There could be more spark with Cesar Morales’ Romeo, but this is a warm account of Kenneth MacMillan’s passionate production.
Created in 1965, MacMillan’s is perhaps the world’s most popular Romeo ballet, matching Prokofiev’s surging score with urgent storytelling and sensuous pas de deux. In 1992, creating a touring version of his monumental Covent Garden production, he turned to the 22-year-old artist Paul Andrews. Andrews’ lighter designs have a sun-warmed richness, with costumes in dappled pinks and blues and delicate frescos evoking Renaissance palaces.

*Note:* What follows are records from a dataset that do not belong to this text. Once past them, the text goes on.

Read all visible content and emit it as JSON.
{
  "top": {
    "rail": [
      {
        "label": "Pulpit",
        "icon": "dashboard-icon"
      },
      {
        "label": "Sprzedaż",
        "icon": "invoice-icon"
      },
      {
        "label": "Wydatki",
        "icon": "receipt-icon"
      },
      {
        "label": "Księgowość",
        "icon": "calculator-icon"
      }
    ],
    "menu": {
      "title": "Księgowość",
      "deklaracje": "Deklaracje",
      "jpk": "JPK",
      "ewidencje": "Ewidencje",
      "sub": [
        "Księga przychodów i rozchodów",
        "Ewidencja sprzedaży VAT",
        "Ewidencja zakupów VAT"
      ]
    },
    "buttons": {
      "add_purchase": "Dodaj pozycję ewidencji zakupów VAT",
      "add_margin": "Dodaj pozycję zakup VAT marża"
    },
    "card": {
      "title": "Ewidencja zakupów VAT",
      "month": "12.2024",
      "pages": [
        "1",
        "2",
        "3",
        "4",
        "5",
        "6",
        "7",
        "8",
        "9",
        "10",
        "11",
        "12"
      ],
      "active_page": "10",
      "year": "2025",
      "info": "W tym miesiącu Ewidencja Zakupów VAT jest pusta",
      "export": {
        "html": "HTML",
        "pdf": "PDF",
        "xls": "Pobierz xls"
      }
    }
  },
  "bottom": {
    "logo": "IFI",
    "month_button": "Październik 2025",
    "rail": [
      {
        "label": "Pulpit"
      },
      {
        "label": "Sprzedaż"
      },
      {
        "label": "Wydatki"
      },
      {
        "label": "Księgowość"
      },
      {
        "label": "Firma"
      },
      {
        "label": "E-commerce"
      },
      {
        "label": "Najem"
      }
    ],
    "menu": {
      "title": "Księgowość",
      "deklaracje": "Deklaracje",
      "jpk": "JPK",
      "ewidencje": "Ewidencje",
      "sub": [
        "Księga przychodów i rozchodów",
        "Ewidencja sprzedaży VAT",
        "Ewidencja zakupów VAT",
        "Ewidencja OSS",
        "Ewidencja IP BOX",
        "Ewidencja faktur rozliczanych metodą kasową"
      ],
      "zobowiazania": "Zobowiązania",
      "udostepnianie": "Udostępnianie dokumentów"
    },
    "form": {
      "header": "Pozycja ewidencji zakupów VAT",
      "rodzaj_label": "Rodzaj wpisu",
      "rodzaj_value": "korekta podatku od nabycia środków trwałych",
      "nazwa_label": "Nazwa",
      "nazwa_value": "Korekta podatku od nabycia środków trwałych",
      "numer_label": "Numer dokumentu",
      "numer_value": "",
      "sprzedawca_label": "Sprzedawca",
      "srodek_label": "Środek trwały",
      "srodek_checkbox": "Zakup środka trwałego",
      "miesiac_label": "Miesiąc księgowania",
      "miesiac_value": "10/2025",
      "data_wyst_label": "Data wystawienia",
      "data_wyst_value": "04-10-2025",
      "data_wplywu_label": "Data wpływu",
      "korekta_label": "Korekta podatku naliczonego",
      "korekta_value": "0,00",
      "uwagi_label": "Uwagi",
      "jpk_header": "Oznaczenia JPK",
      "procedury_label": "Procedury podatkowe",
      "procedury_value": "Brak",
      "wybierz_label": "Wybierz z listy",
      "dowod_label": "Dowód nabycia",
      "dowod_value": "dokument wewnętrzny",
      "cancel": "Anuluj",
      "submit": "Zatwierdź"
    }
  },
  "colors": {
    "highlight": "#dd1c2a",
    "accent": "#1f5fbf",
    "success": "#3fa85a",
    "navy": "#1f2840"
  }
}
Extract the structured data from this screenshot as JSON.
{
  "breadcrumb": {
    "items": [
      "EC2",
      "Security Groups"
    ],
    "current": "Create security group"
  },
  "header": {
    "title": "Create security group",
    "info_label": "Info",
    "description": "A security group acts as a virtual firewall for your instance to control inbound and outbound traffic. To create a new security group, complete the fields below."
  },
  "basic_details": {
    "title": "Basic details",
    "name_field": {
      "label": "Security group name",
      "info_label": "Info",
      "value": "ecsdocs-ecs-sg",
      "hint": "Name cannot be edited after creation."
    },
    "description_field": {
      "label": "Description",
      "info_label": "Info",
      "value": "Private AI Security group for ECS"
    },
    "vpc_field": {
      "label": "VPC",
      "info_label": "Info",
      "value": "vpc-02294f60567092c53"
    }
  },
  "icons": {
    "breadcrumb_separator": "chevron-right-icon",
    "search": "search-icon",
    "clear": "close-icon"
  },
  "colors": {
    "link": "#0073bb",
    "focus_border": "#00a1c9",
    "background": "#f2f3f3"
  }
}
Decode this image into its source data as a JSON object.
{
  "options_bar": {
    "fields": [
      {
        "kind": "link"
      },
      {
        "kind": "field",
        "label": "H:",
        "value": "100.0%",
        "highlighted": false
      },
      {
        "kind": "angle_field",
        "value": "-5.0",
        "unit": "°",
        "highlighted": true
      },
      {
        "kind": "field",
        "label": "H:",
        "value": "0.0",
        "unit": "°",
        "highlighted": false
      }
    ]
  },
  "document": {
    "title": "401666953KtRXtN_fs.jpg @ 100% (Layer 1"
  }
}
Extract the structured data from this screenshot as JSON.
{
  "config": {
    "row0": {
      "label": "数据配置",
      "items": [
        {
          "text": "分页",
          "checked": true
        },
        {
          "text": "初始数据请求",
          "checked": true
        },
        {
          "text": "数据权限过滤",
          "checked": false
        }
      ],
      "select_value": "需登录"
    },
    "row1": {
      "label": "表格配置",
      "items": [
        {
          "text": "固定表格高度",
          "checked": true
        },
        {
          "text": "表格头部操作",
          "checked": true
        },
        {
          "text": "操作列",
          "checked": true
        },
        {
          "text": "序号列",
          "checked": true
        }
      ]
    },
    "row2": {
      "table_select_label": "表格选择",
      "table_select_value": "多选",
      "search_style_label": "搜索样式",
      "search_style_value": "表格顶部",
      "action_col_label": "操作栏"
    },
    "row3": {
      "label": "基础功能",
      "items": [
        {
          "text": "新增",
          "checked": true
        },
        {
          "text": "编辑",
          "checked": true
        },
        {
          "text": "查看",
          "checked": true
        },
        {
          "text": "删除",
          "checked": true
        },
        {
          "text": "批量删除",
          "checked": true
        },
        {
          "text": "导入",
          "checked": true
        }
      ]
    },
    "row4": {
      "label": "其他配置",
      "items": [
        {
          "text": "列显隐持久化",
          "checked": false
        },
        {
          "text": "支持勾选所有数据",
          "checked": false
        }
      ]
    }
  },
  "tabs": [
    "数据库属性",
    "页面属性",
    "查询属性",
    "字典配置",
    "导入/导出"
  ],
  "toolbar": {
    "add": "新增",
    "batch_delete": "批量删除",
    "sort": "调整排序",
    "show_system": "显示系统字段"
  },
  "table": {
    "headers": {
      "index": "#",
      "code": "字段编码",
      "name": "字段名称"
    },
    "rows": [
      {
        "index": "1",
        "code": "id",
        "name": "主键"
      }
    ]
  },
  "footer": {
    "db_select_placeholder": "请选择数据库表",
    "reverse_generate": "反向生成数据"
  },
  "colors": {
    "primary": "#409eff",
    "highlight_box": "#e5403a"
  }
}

Hirata is a girlish Juliet who has to grow up fast. After falling for Romeo in the ballroom scene, she rushes back to her nurse to talk it over – then is caught between giggles and wonder when she realises he’s right behind her. A small dancer with an expansive flow of movement, she soars through the swoops and abandon of MacMillan’s ardent balcony scene.
Cesar Morales, her Romeo, partners strongly, but needs more definite personality. He’s poised and lyrical, but not positive enough for the full-blooded story unfolding around him. He’s best in quiet moments, as when waking before Juliet after their wedding night.
Confronting her family, Hirata has a desolate sense of what she’s up against, with sudden moments of panic. In the tomb scene, she comes to her decision with moving, headlong speed. Stabbing herself, she’s just out of reach of Romeo when she dies.
Tzu-Chao Chou is a virtuoso Mercutio, giving his technique a mocking edge. The tilts and dips of his ballroom solo read as scornful, as do the fast click-click rhythms of his swordplay in the marketplace brawls. Brandon Lawrence is a charismatic Benvolio, always up for a fight or a joke.
MacMillan pads out the crowd scenes with three Harlots, boldly danced by Celine Gittens, Yvette Knight and Maureya Lebowitz – I loved Gittens wiping her mouth after spitting on the corpse of Rory Mackay’s aggressive Tybalt.
There are good performances in smaller roles, too. Finding Juliet apparently dead on her wedding morning, her group of friends go from elegant young ladies to scared teenaged girls: nobody wants to be the first to say what’s wrong.